Celle qui est effectivement la spécialité des Haratines. On se souvient encore dans les campements de ces soirées qui commençaient tard dans la nuit autour d’un meddah accompagné par plusieurs chedad (chœur). C’est souvent le meddah qui joue au tamtam alors que le chœur et l’assistance sont chargés de faire l’ambiance qui accompagne. Je ferai appel à deux expressions et une promesse (sagesse) pour expliquer la portée de ces concerts nocturnes.
«il hammu li’bu yizyaan, isabag hem ilbidhâne», celui qui veut que sa prestation soit belle doit d’abord en finir avec les tâches qui lui sont confiées par les Bidhâne, sous entendu par ses maîtres. Le moment choisi est fatalement tard dans la nuit, quand on aura fini de traire les animaux, de servir les repas, d’accompagner les maîtres pour leur sommeil… quand tous les autres n’auront plus besoin du meddah que celui-ci a le droit d’aller célébrer celui d’ont il espère l’intermédiation devant la Toute Puissance divine, le Prophète Mohammad PSL.
«Ijiih ‘la med’h erçoul», il s’agit là d’une expression utilisée quand on veut dire que quelqu’un vous en veut gratuitement, sans raison aucune. On dit alors qu’il peut vous en vouloir parce que vous aurez chanté le Prophète PSL. On imagine aisément les conflits qui naissaient si le meddah s’aventurait à filer danser et chanter sans avoir terminé les besognes confiées par le maître. La sanction tombe alors pour la faute qui consiste à …chanter le Prophète.

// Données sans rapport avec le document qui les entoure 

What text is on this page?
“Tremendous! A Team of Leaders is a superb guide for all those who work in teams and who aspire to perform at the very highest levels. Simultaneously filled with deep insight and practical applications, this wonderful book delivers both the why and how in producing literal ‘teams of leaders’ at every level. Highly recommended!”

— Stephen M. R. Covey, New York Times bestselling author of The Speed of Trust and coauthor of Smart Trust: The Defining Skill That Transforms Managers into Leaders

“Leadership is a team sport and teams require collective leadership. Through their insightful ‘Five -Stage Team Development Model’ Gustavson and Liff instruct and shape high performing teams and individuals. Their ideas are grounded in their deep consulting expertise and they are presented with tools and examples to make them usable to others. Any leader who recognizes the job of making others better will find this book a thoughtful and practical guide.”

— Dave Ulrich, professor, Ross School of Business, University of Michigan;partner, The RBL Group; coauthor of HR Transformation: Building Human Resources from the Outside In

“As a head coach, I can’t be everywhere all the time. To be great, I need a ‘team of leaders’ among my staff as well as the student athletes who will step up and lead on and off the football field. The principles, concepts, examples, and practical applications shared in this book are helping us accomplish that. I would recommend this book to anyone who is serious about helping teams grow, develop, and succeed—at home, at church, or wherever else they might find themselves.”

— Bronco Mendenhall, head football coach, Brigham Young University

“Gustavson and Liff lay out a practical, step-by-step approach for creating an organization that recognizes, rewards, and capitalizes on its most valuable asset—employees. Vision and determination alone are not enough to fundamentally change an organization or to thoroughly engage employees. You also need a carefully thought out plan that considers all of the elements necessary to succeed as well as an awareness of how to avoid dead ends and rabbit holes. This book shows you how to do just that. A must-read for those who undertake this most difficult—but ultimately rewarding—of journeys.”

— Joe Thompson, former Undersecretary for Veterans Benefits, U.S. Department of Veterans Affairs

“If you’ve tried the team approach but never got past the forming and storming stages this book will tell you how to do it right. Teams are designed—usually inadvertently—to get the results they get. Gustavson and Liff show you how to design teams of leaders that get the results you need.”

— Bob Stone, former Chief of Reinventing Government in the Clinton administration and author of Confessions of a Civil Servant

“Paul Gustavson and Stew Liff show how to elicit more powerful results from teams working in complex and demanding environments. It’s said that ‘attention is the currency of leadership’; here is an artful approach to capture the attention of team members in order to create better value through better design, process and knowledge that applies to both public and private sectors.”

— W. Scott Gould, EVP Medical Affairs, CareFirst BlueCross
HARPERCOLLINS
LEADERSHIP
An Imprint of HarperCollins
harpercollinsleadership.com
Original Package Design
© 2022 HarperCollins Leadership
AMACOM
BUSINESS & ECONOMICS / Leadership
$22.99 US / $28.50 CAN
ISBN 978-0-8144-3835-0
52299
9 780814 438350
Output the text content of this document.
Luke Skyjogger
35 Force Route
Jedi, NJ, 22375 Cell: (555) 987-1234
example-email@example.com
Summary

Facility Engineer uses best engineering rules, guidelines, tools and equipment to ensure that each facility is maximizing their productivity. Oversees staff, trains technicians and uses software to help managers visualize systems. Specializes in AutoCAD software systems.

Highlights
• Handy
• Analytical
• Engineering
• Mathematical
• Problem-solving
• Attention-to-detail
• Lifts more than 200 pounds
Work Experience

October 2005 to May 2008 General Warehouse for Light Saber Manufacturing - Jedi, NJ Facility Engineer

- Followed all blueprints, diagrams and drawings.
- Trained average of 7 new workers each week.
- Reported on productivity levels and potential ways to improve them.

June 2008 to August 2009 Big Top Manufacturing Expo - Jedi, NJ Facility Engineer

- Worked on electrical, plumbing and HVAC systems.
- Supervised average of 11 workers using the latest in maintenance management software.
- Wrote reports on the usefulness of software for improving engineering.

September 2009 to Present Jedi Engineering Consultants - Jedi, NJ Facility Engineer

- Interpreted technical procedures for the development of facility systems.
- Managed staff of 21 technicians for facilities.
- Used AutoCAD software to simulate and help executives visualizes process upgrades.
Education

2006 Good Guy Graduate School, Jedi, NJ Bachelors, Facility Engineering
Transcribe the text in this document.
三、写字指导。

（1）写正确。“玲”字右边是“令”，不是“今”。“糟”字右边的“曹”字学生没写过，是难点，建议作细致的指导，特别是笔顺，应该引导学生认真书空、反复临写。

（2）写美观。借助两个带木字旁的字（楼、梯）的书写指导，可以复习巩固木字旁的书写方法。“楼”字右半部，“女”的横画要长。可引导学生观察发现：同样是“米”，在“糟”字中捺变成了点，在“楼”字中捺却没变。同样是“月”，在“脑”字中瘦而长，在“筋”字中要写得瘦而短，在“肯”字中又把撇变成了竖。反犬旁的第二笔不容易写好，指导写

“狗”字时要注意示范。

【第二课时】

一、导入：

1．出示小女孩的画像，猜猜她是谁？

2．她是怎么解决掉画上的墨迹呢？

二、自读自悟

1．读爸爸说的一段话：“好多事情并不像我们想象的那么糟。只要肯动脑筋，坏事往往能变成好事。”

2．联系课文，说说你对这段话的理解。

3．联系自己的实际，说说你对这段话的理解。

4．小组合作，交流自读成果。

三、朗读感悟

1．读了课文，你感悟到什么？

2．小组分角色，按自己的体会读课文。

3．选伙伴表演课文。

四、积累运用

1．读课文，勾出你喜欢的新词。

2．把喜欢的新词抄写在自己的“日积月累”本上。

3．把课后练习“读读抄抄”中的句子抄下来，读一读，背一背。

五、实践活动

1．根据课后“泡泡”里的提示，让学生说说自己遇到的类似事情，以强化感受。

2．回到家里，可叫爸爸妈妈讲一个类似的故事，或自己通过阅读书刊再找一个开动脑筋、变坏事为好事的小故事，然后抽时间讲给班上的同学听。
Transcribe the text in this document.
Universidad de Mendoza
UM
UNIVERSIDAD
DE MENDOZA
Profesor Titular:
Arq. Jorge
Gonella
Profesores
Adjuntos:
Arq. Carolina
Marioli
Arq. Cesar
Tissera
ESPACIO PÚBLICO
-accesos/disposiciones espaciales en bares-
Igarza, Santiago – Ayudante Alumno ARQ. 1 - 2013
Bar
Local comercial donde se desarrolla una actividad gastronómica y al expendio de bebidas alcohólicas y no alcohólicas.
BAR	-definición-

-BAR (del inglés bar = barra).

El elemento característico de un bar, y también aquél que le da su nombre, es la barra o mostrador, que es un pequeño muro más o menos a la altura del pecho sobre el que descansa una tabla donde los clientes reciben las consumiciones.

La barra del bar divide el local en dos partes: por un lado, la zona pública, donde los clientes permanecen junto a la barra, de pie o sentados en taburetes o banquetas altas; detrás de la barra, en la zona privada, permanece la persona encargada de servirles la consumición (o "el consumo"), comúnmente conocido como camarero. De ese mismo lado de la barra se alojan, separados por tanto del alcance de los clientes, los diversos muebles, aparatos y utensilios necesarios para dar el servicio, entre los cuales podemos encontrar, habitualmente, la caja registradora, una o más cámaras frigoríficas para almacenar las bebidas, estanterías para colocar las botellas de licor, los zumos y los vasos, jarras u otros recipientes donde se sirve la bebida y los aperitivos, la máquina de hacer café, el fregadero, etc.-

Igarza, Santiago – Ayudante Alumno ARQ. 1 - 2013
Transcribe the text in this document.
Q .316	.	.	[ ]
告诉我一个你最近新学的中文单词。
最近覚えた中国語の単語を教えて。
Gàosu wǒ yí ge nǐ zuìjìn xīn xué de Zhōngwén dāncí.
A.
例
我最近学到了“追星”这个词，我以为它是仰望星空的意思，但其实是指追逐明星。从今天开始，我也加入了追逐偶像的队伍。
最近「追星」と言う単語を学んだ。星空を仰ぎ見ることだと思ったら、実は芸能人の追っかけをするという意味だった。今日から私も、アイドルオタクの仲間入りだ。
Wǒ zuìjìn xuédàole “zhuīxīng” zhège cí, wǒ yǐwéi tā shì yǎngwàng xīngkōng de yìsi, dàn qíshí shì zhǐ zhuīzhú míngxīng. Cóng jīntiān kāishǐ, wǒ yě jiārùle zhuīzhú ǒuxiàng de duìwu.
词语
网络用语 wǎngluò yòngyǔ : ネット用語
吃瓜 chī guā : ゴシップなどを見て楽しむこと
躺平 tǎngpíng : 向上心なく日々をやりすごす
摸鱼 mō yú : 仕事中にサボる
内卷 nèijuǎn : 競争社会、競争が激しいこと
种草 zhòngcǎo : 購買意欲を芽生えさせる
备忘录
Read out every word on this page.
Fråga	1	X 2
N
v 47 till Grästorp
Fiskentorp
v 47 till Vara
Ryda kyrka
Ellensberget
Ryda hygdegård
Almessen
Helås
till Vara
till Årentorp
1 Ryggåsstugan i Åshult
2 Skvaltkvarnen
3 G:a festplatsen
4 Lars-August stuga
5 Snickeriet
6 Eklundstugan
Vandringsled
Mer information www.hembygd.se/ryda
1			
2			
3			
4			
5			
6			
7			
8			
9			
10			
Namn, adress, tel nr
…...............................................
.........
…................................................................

La deuxième forme du med’h est celle pratiquée par certains milieux maraboutiques et qui est perpétuée aujourd’hui par des ensembles reconnus dans les villes anciennes (Chinguitti, Wadane, Tichitt et Walata). Dans le sud-ouest, existe encore l’école d’Ehl Ethfaqa A’mar grâce au merveilleux talent notamment des filles. En Inchiri, il existe un genre particulier. Il faut ajouter à cette forme, celle pratiquée dans les milieux soufis. Il s’agit d’un med’h qu’on peut qualifier d’élitiste parce qu’il est le fait d’une élite religieuse, ou de familial quand il perpétue une tradition.
La dernière forme est celle consacrée par des griots donnés. Ceux-ci choisissent de vouer leur art ancestral à la pratique des louanges du Prophète PSL. Le 20ème siècle a vu Ahmedou Ould Meydah exceller dans cet art. Aujourd’hui, Mohamed Ould Chighali est en train de faire son chemin.
Il est vrai – c’est incontestable – que le med’h pratiqué par les Haratines a dépassé le cercle restreint de l’expression d’un refuge, de la recherche d’un moment de fuite, pour devenir un art reconnu par tous. D’où l’importance de la promesse faite à tout celui qui participe à la célébration des louanges du Prophète Mohammad : le muscle qui réagit en accompagnant le rythme produit ne pourra jamais être exposé à l’Enfer promis aux mécréants et apostats. Une belle manière d’autoriser et même de sacraliser les séances du med’h qui sont finalement des moments d’échanges, de communion et de célébration, des moments sans frontières sociales.
«Bientôt incha Allah nous jouerons ici au bâton (enneygour), nous danserons ici Bendja, Degdague, Tekre, Entoussan et nous écouterons les notes de Neyfara, Erbab, qui enchantent l’âme… Tout en continuant bien sûr à chanter les Louanges du Prophète», promet le directeur du festival.
L’ensemble du folklore ainsi énuméré est un pan essentiel de la culture bidhâne, celle qui fait la spécificité de cette société, celle qui est sa vraie richesse, qui est l’emblème de son identité, sa source de fierté. Ce pan de la culture mérite d’être célébré. Il mérite un festival, non pas de trois nuits, mais de plusieurs nuits pendant lesquelles toutes les variations seront présentées. C’est aussi une promesse faite par les organisateurs du présent festival.